Nancy A. Ridenhour (BS ’76 Statistics) was selected as the recipient of the College’s 2008 Zenith Medal for Service. Established in 2005, this award recognizes alumni or friends of the College of Physical and Mathematical Sciences for distinguished contributions or advocacy that significantly advance our ability to make powerful impacts on science, the economy, the environment and the quality of human life.

Ridenhour has been a highly visible and vocal champion of PAMS and NC State for more than 30 years. In fact, she took on her first “official” position in service of the College while she was still an undergraduate student, serving on the PAMS Student Council.

A native of Kannapolis, NC, Ridenhour received her bachelor’s degree in statistics from NC State in 1976 and went to work for what was then Cannon Mills. She spent the next 17 years in the textile, financial and computer consulting industries before going into business for herself in 1993 as an independent business technology analyst. Since then, she has provided expert advice and computer solutions to the likes of Bank of America, Wachovia and Duke Energy.

From her student days on the PAMS Council, Ridenhour has served in pretty much every volunteer position one can hold within the College. She has served on the board of the NC State Alumni Association and served three terms on the board of the NCSU Physical and Mathematical Sciences Foundation. In fact, Ridenhour served on the founding board of the PAMS Foundation way back in 1983. In October, she helped the College celebrate the foundation’s 25th anniversary.

In 2002, Ridenhour led the initiative to host a PAMS student recruiting event near her hometown. What began mainly as a way to try to engage Charlotte-area alumni by giving them the chance to meet current and prospective students has turned into an incredibly successful recruiting and alumni outreach event. Now held annually, the event typically yields about an 80 percent enrollment rate among accepted students who attend, compared to an overall enrollment yield near 40 percent.

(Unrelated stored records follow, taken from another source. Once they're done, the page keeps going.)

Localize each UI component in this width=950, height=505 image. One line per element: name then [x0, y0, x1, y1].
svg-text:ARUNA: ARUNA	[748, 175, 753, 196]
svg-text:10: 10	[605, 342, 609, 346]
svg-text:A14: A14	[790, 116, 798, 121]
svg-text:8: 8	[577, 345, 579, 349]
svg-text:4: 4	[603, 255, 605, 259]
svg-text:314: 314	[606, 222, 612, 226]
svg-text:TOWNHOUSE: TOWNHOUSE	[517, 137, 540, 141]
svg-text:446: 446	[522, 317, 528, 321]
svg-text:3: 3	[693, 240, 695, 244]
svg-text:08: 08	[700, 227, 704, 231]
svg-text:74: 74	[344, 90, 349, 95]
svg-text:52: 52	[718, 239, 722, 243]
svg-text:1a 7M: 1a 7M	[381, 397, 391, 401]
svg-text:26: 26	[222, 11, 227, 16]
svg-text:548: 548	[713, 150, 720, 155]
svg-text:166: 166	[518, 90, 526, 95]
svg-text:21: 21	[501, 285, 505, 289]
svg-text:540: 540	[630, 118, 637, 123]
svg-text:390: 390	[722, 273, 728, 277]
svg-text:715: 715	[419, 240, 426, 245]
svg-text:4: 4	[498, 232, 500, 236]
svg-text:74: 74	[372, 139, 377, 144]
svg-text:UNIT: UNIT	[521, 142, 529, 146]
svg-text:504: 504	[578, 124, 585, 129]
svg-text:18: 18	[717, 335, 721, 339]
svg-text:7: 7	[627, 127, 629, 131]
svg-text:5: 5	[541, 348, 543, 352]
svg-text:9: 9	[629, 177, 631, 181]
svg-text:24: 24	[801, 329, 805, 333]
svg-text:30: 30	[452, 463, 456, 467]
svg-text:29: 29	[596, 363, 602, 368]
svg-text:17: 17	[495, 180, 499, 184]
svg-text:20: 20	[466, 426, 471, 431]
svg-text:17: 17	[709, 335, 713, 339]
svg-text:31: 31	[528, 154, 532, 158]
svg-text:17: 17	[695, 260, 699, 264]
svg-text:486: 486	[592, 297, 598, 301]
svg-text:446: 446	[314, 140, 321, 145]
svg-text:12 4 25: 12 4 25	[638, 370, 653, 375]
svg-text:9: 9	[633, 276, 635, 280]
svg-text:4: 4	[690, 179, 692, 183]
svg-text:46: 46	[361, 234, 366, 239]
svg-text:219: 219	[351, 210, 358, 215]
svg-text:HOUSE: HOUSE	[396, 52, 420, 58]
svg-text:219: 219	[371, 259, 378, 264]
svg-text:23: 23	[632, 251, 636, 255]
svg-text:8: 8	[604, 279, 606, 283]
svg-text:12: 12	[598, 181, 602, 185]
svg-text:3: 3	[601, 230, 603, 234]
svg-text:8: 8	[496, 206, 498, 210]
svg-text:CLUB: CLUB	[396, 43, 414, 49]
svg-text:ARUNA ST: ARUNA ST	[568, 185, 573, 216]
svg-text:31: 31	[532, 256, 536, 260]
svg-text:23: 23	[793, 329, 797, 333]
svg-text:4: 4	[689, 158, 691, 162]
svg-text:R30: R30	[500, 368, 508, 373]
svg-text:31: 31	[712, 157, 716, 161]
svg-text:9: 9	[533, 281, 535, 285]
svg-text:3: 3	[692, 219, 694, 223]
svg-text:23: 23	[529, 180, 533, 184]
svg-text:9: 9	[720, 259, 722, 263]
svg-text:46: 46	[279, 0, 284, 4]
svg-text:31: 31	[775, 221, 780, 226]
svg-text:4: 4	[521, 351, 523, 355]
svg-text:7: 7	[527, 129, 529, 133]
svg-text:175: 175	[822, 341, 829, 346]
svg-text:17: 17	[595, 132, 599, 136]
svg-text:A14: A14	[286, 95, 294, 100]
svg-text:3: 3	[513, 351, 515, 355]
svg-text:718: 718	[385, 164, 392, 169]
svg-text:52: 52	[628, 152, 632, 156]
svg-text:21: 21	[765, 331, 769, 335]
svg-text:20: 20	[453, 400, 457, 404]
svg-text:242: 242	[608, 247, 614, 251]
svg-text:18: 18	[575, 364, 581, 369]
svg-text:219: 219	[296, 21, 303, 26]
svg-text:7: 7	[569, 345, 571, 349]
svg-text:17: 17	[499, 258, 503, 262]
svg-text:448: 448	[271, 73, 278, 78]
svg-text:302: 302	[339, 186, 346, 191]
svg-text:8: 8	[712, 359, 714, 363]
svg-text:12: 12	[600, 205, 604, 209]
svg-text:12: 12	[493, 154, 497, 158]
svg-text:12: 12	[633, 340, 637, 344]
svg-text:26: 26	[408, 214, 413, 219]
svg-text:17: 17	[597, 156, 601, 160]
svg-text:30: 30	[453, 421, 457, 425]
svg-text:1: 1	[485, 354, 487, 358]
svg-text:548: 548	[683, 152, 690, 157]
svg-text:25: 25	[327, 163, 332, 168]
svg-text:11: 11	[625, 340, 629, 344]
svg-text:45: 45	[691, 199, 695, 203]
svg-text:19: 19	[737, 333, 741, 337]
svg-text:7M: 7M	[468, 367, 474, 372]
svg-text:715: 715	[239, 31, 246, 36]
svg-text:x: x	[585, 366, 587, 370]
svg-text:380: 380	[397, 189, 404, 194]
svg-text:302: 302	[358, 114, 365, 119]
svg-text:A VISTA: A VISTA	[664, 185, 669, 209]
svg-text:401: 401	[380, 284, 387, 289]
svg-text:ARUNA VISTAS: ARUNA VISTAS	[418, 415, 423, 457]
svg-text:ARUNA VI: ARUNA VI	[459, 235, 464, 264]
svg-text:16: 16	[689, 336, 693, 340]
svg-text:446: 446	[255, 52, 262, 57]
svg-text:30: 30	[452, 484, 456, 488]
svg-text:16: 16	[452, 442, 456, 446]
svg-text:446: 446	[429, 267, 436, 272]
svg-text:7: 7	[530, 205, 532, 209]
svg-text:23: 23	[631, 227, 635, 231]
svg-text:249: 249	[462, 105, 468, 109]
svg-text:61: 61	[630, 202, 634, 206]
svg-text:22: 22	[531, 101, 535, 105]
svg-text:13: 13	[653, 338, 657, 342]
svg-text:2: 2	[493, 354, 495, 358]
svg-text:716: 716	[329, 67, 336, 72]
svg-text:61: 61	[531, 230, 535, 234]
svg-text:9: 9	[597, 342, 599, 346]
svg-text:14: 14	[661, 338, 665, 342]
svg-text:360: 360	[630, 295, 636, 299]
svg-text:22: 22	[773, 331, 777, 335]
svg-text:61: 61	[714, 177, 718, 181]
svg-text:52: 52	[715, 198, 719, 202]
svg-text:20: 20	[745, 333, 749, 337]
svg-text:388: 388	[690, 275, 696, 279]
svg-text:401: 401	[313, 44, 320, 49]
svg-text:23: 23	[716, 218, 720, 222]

Ridenhour currently serves on the PAMS Alumni and Friends Advisory Board, as a volunteer for Pack Partners, and as an interviewer for the Park Scholarship program. In explaining at the PAMS Awards Dinner the pervasive impact Ridenhour has had on the College and its students, Dean Dan Solomon told the story of how she and her 1975 PAMS Council colleagues furnished the Cox Hall lobby. Nearly 30 years later, Ridenhour and fellow council members Marvin Chaney Jr. and Mary Dupere Chaney provided funds to refurbish the lobby.

“Each time a PAMS student plops down in the lobby to study or stretches out for a quick nap between classes, they have Nancy Ridenhour to thank,” Solomon said.